The Phony Farmworker Shortage

As a follow-up to my tomato post, see CNBC’s John Carney’s recent posts on the lobbyist-generated missile-gap-style panic over the supposed lack of farm labor, which has been swallowed wholesale by gullible, innumerate journalists. He’s been all over this like white on rice, with posts just over the past month here, here, here, here, and here. From his Wednesday post:

If there really was a lack of available farm workers, we would expect wages to be rising rapidly. The higher wages would attract more workers into farming. Sure, there might be some time lag, but the problem would not persist. That’s the way markets work: prices adjust to restore an equilibrium between supply and demand.

Regelbrugge [one of the leading chicken-little open-borders lobbyists — MK] and others want us to believe that farm labor is an exception to the usual rules of economics. We’re just supposed to accept the idea that higher wages will not work for farming the way they do for every other economic sector. No one has yet explained to me why labor markets would uniquely fail for farming.

All of the data we have are inconsistent with the idea of a farm labor shortage. What seems to be happening, instead, is that some farmers are finding that they cannot attract workers at the wages they are offering. But rather than raise wages to attract a larger supply of workers, they seek a public policy solution to allow them to hire more workers without raising wages.

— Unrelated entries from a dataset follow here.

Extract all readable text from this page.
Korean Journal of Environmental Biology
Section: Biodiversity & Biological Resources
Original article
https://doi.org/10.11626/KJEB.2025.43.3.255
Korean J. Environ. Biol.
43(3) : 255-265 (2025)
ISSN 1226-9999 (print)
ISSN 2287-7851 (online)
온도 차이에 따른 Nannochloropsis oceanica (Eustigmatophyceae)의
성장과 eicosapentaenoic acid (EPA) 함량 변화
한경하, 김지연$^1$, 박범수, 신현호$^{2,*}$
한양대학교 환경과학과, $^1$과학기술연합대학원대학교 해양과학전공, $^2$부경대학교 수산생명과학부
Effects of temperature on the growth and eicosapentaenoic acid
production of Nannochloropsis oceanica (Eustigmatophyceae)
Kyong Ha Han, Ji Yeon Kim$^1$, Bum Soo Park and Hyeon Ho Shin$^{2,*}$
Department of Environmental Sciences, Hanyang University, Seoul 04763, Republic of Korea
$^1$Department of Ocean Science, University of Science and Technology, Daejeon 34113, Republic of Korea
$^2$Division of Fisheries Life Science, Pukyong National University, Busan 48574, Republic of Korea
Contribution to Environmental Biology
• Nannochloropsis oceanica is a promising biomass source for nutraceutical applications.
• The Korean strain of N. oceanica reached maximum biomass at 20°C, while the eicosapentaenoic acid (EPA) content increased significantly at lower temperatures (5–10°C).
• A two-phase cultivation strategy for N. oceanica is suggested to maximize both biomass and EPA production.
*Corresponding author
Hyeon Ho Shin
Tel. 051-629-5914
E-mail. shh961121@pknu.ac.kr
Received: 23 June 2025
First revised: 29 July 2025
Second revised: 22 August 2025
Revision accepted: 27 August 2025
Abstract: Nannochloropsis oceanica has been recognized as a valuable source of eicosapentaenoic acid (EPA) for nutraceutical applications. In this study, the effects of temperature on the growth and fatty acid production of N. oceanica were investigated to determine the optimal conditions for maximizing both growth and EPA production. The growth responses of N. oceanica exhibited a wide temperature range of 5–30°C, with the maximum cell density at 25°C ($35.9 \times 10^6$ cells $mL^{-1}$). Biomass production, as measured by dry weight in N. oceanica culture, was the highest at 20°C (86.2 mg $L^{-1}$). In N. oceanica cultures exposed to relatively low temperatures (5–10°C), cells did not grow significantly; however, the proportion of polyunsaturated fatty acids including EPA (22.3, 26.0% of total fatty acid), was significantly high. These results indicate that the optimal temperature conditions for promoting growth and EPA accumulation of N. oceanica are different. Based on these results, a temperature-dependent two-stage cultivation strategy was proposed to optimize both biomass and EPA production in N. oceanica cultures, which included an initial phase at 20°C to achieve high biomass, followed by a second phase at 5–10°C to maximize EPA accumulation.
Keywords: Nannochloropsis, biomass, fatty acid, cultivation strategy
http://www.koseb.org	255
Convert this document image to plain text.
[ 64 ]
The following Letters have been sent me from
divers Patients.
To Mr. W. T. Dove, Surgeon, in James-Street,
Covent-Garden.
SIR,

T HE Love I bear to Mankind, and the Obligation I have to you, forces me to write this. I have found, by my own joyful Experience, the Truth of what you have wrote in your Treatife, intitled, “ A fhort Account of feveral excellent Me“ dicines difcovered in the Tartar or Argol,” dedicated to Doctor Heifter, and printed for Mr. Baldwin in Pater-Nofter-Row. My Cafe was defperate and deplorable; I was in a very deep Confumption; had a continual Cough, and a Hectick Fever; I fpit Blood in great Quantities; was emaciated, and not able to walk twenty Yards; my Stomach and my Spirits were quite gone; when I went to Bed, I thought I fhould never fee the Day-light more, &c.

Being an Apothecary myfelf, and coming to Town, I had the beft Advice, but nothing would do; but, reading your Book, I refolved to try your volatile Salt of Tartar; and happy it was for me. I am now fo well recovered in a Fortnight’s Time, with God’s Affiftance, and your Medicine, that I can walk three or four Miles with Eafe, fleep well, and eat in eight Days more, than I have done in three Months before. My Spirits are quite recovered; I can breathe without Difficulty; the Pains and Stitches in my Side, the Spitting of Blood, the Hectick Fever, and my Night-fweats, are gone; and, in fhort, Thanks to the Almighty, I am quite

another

And Carney points out this isn’t because farmers aren’t making money:

Regelbrugge points out that last year, farm income outside of corn, cattle, hogs and soybeans rose 6.15 percent. That’s a very respectable growth rate. What’s remarkable is how farmers managed to prevent very much of this growth from getting passed on to farm workers, who saw wages rise just 2 percent in 2011.

Adam Smith was, as usual, correct: “People of the same trade seldom meet together, even for merriment and diversion, but the conversation ends in a conspiracy against the public.”